Brasil em estado de alerta sanitário máximo devido ao avanço do sarampo nas Américas
O Brasil está em alerta máximo de saúde pública em resposta aos surtos de sarampo que se espalham por diversos países do continente americano. De acordo com o diretor do Programa Nacional de Imunizações (PNI), Eder Gatti, ações de prevenção e controle estão sendo executadas de forma contínua para manter o status do país como área livre da doença, certificação reconquistada em 2024.
Panorama epidemiológico preocupante nas Américas
Os números revelam uma situação alarmante: em 2025, foram registrados 14.891 casos de sarampo em 14 países das Américas, resultando em 29 óbitos. Já em 2026, apenas até o dia 5 de março, foram confirmadas 7.145 infecções na região. No Brasil, o primeiro caso do ano foi confirmado na semana passada, envolvendo uma bebê de seis meses na cidade de São Paulo, que contraiu a doença durante uma viagem à Bolívia – país que enfrenta um surto ativo.

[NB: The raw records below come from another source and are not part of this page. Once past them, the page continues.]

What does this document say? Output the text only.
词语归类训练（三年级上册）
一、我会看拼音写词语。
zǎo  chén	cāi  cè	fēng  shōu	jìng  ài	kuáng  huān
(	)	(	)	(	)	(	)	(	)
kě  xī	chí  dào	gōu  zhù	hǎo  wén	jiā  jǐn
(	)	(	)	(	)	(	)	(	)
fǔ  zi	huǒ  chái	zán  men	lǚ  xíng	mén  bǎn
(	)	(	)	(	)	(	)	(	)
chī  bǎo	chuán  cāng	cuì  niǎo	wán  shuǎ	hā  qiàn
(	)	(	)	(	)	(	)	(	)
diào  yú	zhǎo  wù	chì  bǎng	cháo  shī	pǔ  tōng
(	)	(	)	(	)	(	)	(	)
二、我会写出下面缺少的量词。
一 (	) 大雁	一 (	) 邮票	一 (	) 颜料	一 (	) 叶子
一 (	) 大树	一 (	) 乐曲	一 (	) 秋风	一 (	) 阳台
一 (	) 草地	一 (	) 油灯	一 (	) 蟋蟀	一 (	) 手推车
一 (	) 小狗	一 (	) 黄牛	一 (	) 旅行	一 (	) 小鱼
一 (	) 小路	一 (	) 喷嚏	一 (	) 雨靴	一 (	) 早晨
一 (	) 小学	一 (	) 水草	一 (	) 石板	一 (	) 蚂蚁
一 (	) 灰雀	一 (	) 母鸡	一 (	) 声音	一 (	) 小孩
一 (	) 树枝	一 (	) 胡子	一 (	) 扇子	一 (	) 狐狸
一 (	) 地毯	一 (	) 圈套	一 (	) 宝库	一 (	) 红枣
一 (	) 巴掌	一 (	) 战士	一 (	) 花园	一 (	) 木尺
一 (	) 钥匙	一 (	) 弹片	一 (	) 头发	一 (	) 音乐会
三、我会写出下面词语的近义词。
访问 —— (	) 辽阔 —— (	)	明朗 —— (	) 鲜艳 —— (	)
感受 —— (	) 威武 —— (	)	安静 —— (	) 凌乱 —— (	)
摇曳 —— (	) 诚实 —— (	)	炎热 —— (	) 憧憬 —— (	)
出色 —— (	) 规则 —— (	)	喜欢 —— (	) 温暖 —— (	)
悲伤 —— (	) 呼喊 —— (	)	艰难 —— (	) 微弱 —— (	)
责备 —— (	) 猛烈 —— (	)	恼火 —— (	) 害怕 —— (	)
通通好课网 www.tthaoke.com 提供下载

Em 2025, o Brasil registrou 38 casos confirmados de sarampo. No entanto, as autoridades sanitárias asseguram que, por enquanto, não há risco iminente de perder o certificado de área livre, pois não foi identificada transmissão sustentada dentro do território nacional.
Estratégias de contenção e reforço vacinal
"Por conta do cenário internacional, o Ministério da Saúde está em alerta máximo. Nós vamos manter essa certificação, mas, para isso, a gente precisa continuar vacinando a população e alertando que a vacina é a principal prevenção", enfatizou Gatti. O calendário básico do Sistema Único de Saúde (SUS) prevê a aplicação da vacina contra o sarampo em duas doses:
- Primeira dose aos 12 meses, como parte do imunizante tríplice viral.
- Segunda dose aos 15 meses, com a tetraviral.
Em 2025, 92,5% dos bebês receberam a primeira dose, mas apenas 77,9% completaram o esquema vacinal na idade correta. Todas as pessoas com até 59 anos que não tenham comprovante das duas doses devem se imunizar.
Protocolos rigorosos de investigação e bloqueio vacinal
As autoridades de saúde realizam um trabalho minucioso de investigação e resposta a todos os casos suspeitos. Em 2025, foram notificadas 3.818 suspeitas de infecção. Em 2026, até 26 de janeiro, foram registradas 27 suspeitas.
"Pegando como exemplo esse caso confirmado, quando o município fez a identificação da suspeita, prontamente notificou o Ministério e já começou o bloqueio vacinal", explicou o diretor do PNI. O procedimento inclui:
- Levantamento de todas as pessoas que tiveram contato com o possível doente.
- Identificação de outros sintomáticos e eventuais fontes de infecção.
- Aplicação da vacina em todos os contatos.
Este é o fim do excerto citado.